To put it simply, I’ve had a sort of love affair with Italy. When I first contemplated studying abroad, my plan was to spend a semester in Málaga and a semester in Bologna. After discussing with advisors, and hearing the advantages that came from choosing to stay in one place, I was convinced that Málaga would end up being the better option, if only for the fact that I would finally become fluent in Spanish. And essentially, I have; so, one goal has been accomplished. However, as the months have gone by, I have found myself wondering if I made the right choice. Logically, I know that in the long term, this was the best option: I’ve been able to master the language of my heritage, I have the opportunity to do an internship and an independent study, as well as being able to truly get to know my host city.
But it was wandering again through the streets of Bologna that I realized my love for Italy came from another place entirely.

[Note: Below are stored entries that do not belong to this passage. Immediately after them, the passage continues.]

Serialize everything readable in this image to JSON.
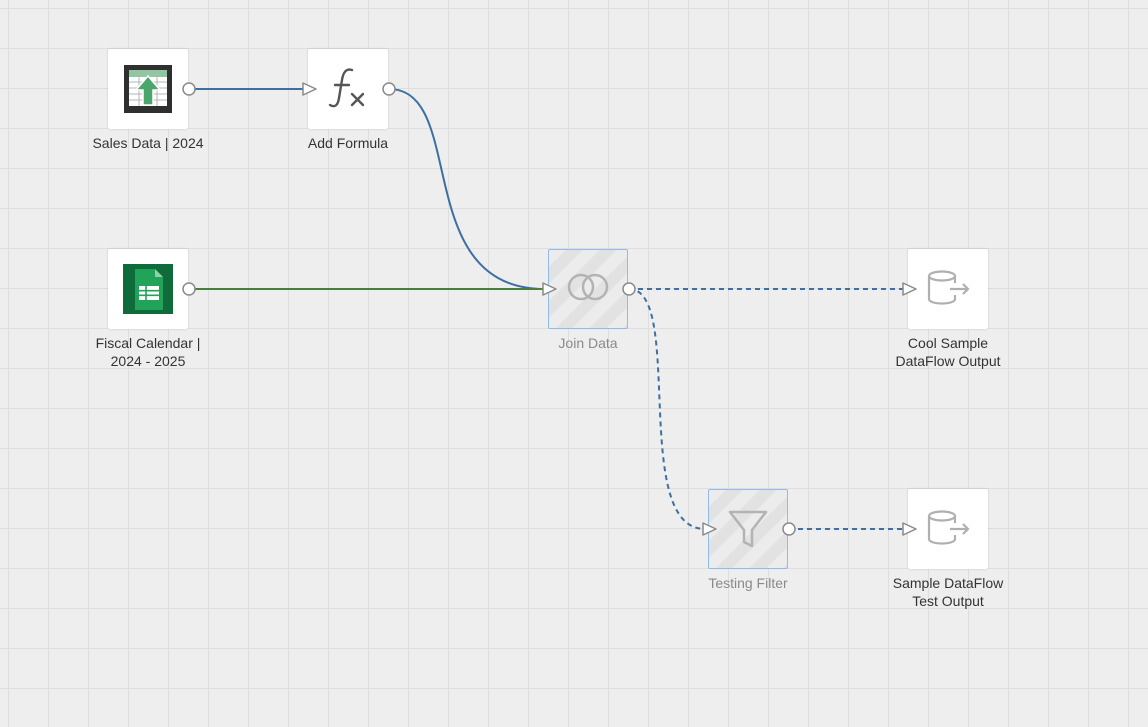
{
  "nodes": {
    "sales_data": {
      "label": "Sales Data | 2024",
      "icon": "spreadsheet-upload-icon"
    },
    "add_formula": {
      "label": "Add Formula",
      "icon": "formula-fx-icon"
    },
    "fiscal_calendar": {
      "label_line1": "Fiscal Calendar |",
      "label_line2": "2024 - 2025",
      "icon": "google-sheets-icon"
    },
    "join_data": {
      "label": "Join Data",
      "icon": "join-circles-icon",
      "state": "disabled"
    },
    "cool_output": {
      "label_line1": "Cool Sample",
      "label_line2": "DataFlow Output",
      "icon": "database-output-icon"
    },
    "testing_filter": {
      "label": "Testing Filter",
      "icon": "filter-funnel-icon",
      "state": "disabled"
    },
    "test_output": {
      "label_line1": "Sample DataFlow",
      "label_line2": "Test Output",
      "icon": "database-output-icon"
    }
  },
  "connections": [
    {
      "from": "sales_data",
      "to": "add_formula",
      "style": "solid",
      "color": "#3d6fa5"
    },
    {
      "from": "add_formula",
      "to": "join_data",
      "style": "solid",
      "color": "#3d6fa5"
    },
    {
      "from": "fiscal_calendar",
      "to": "join_data",
      "style": "solid",
      "color": "#4a7f3a"
    },
    {
      "from": "join_data",
      "to": "cool_output",
      "style": "dashed",
      "color": "#3d6fa5"
    },
    {
      "from": "join_data",
      "to": "testing_filter",
      "style": "dashed",
      "color": "#3d6fa5"
    },
    {
      "from": "testing_filter",
      "to": "test_output",
      "style": "dashed",
      "color": "#3d6fa5"
    }
  ],
  "colors": {
    "canvas": "#eeeeee",
    "grid": "#dedede",
    "wire_blue": "#3d6fa5",
    "wire_green": "#4a7f3a",
    "disabled_border": "#8fbcec",
    "sheets_green": "#1e7a45"
  }
}
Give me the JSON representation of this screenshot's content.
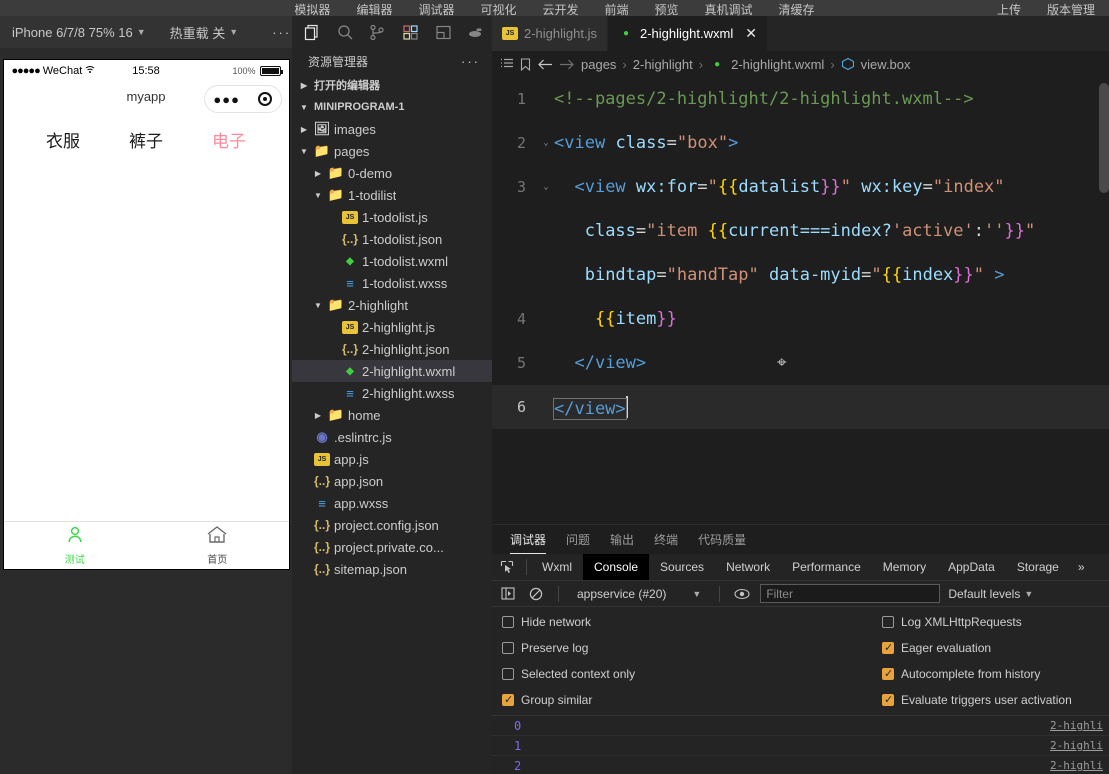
{
  "menubar": {
    "items": [
      "模拟器",
      "编辑器",
      "调试器",
      "可视化",
      "云开发",
      "前端",
      "预览",
      "真机调试",
      "清缓存"
    ],
    "right_items": [
      "上传",
      "版本管理"
    ]
  },
  "simulator": {
    "toolbar": {
      "device": "iPhone 6/7/8 75% 16",
      "hot_reload": "热重载 关",
      "more": "···"
    },
    "statusbar": {
      "carrier_dots": "●●●●●",
      "carrier": "WeChat",
      "wifi_icon": "wifi-icon",
      "time": "15:58",
      "battery_percent": "100%"
    },
    "nav_title": "myapp",
    "capsule": {
      "dots": "●●●",
      "target_icon": "target-icon"
    },
    "items": [
      {
        "label": "衣服",
        "active": false
      },
      {
        "label": "裤子",
        "active": false
      },
      {
        "label": "电子",
        "active": true
      }
    ],
    "tabbar": [
      {
        "icon": "person-icon",
        "label": "测试",
        "active": true
      },
      {
        "icon": "home-icon",
        "label": "首页",
        "active": false
      }
    ]
  },
  "activitybar": {
    "items": [
      {
        "name": "explorer-icon",
        "active": true
      },
      {
        "name": "search-icon",
        "active": false
      },
      {
        "name": "source-control-icon",
        "active": false
      },
      {
        "name": "extensions-icon",
        "active": false
      },
      {
        "name": "layout-icon",
        "active": false
      },
      {
        "name": "docker-icon",
        "active": false
      }
    ]
  },
  "sidebar": {
    "title": "资源管理器",
    "more": "···",
    "sections": [
      {
        "label": "打开的编辑器",
        "expanded": false
      },
      {
        "label": "MINIPROGRAM-1",
        "expanded": true
      }
    ],
    "tree": [
      {
        "label": "images",
        "type": "folder-img",
        "depth": 1,
        "expanded": false,
        "selected": false
      },
      {
        "label": "pages",
        "type": "folder-page",
        "depth": 1,
        "expanded": true,
        "selected": false
      },
      {
        "label": "0-demo",
        "type": "folder",
        "depth": 2,
        "expanded": false,
        "selected": false
      },
      {
        "label": "1-todilist",
        "type": "folder",
        "depth": 2,
        "expanded": true,
        "selected": false
      },
      {
        "label": "1-todolist.js",
        "type": "js",
        "depth": 3,
        "selected": false
      },
      {
        "label": "1-todolist.json",
        "type": "json",
        "depth": 3,
        "selected": false
      },
      {
        "label": "1-todolist.wxml",
        "type": "wxml",
        "depth": 3,
        "selected": false
      },
      {
        "label": "1-todolist.wxss",
        "type": "wxss",
        "depth": 3,
        "selected": false
      },
      {
        "label": "2-highlight",
        "type": "folder",
        "depth": 2,
        "expanded": true,
        "selected": false
      },
      {
        "label": "2-highlight.js",
        "type": "js",
        "depth": 3,
        "selected": false
      },
      {
        "label": "2-highlight.json",
        "type": "json",
        "depth": 3,
        "selected": false
      },
      {
        "label": "2-highlight.wxml",
        "type": "wxml",
        "depth": 3,
        "selected": true
      },
      {
        "label": "2-highlight.wxss",
        "type": "wxss",
        "depth": 3,
        "selected": false
      },
      {
        "label": "home",
        "type": "folder",
        "depth": 2,
        "expanded": false,
        "selected": false
      },
      {
        "label": ".eslintrc.js",
        "type": "eslint",
        "depth": 1,
        "selected": false
      },
      {
        "label": "app.js",
        "type": "js",
        "depth": 1,
        "selected": false
      },
      {
        "label": "app.json",
        "type": "json",
        "depth": 1,
        "selected": false
      },
      {
        "label": "app.wxss",
        "type": "wxss",
        "depth": 1,
        "selected": false
      },
      {
        "label": "project.config.json",
        "type": "json",
        "depth": 1,
        "selected": false
      },
      {
        "label": "project.private.co...",
        "type": "json",
        "depth": 1,
        "selected": false
      },
      {
        "label": "sitemap.json",
        "type": "json",
        "depth": 1,
        "selected": false
      }
    ]
  },
  "editor": {
    "tabs": [
      {
        "label": "2-highlight.js",
        "type": "js",
        "active": false,
        "closable": false
      },
      {
        "label": "2-highlight.wxml",
        "type": "wxml",
        "active": true,
        "closable": true
      }
    ],
    "breadcrumb": [
      {
        "label": "pages",
        "icon": ""
      },
      {
        "label": "2-highlight",
        "icon": ""
      },
      {
        "label": "2-highlight.wxml",
        "icon": "wxml-icon"
      },
      {
        "label": "view.box",
        "icon": "symbol-icon"
      }
    ],
    "lines": [
      {
        "num": "1",
        "fold": "",
        "current": false
      },
      {
        "num": "2",
        "fold": "⌄",
        "current": false
      },
      {
        "num": "3",
        "fold": "⌄",
        "current": false
      },
      {
        "num": "4",
        "fold": "",
        "current": false
      },
      {
        "num": "5",
        "fold": "",
        "current": false
      },
      {
        "num": "6",
        "fold": "",
        "current": true
      }
    ],
    "code_text": {
      "l1": "<!--pages/2-highlight/2-highlight.wxml-->",
      "l2_tag_open": "<view",
      "l2_attr": "class",
      "l2_eq": "=",
      "l2_val": "\"box\"",
      "l2_close": ">",
      "l3_tag_open": "<view",
      "l3_attr1": "wx:for",
      "l3_val1_q1": "\"",
      "l3_val1_brace": "{{",
      "l3_val1_inner": "datalist",
      "l3_val1_brace_close": "}}",
      "l3_val1_q2": "\"",
      "l3_attr2": "wx:key",
      "l3_val2": "\"index\"",
      "l3b_attr": "class",
      "l3b_str1": "\"item ",
      "l3b_brace": "{{",
      "l3b_expr": "current===index?",
      "l3b_active": "'active'",
      "l3b_colon": ":",
      "l3b_empty": "''",
      "l3b_brace_close": "}}",
      "l3b_q": "\"",
      "l3c_attr1": "bindtap",
      "l3c_val1": "\"handTap\"",
      "l3c_attr2": "data-myid",
      "l3c_q1": "\"",
      "l3c_brace": "{{",
      "l3c_inner": "index",
      "l3c_brace_close": "}}",
      "l3c_q2": "\"",
      "l3c_gt": ">",
      "l4_brace": "{{",
      "l4_inner": "item",
      "l4_brace_close": "}}",
      "l5": "</view>",
      "l6": "</view>"
    }
  },
  "panel": {
    "tabs": [
      {
        "label": "调试器",
        "active": true
      },
      {
        "label": "问题",
        "active": false
      },
      {
        "label": "输出",
        "active": false
      },
      {
        "label": "终端",
        "active": false
      },
      {
        "label": "代码质量",
        "active": false
      }
    ]
  },
  "devtools": {
    "tabs": [
      {
        "label": "Wxml",
        "active": false
      },
      {
        "label": "Console",
        "active": true
      },
      {
        "label": "Sources",
        "active": false
      },
      {
        "label": "Network",
        "active": false
      },
      {
        "label": "Performance",
        "active": false
      },
      {
        "label": "Memory",
        "active": false
      },
      {
        "label": "AppData",
        "active": false
      },
      {
        "label": "Storage",
        "active": false
      }
    ],
    "more": "»",
    "toolbar": {
      "sidebar_icon": "console-sidebar-icon",
      "clear_icon": "clear-console-icon",
      "context": "appservice (#20)",
      "eye_icon": "live-expression-icon",
      "filter_placeholder": "Filter",
      "filter_value": "",
      "levels": "Default levels"
    },
    "settings": [
      {
        "label": "Hide network",
        "checked": false
      },
      {
        "label": "Log XMLHttpRequests",
        "checked": false
      },
      {
        "label": "Preserve log",
        "checked": false
      },
      {
        "label": "Eager evaluation",
        "checked": true
      },
      {
        "label": "Selected context only",
        "checked": false
      },
      {
        "label": "Autocomplete from history",
        "checked": true
      },
      {
        "label": "Group similar",
        "checked": true
      },
      {
        "label": "Evaluate triggers user activation",
        "checked": true
      }
    ],
    "logs": [
      {
        "value": "0",
        "source": "2-highli"
      },
      {
        "value": "1",
        "source": "2-highli"
      },
      {
        "value": "2",
        "source": "2-highli"
      }
    ]
  },
  "colors": {
    "accent_pink": "#ff8a9b",
    "tab_green": "#3cd94a",
    "checkbox_orange": "#e8a33d",
    "editor_bg": "#1e1e1e",
    "sidebar_bg": "#252526"
  }
}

This sentiment transcended my appreciation for the food, the culture, and the language. I was coming back, because this felt like home.
Finally naming this feeling that can only be described as a homecoming, it became clear to me. I was three years old when I left the United States and of that time, I only have vague memories of Florida. But my most vivid memories of my early childhood, are that of Italy. My first concept of home was formed among these iconic multicolored houses and cobblestone streets. It was the sound of nonstop Italian and those exquisite flavors. It was being here again, re-experiencing everything as mundane as familiar grocery brands to the more profound, appreciating the centuries old art. And it goes even deeper when I recall the memory of being about 4 or 5 years old, when I described myself as Italian, only to discover the concepts of nationality (American) and heritage (Mexican-Peruvian- Native American…) thanks to my parents.
For me, coming to Italy was never just about seeing the museums or enjoying the pizza. It was returning to the one place on this foreign continent that not only felt familiar, but it felt like a piece of home. It was a place where I have come back rejuvenated, and at peace. It is a place where I can relax from the stress of being so far away from normalcy, where I can leave feeling at ease. Truthfully, I recognize that a good portion of this feeling must have something to do with the fact that I find myself among people I love and adore; these were my people from before my time abroad, whether it is adopted family or dear college friends. So in some ways, Italy not only represents my past home, but my current as well. Growing up the way that I have, without any roots, has always left my idea of home to be secured in people, rather than places. So I suppose finding my past and my present combined in one moment, one country that makes the parting so much harder.
Now don’t get me wrong, I do love Málaga and I do love Spain. But the truth is, there is nothing like your first love, and for me it will always be Italy.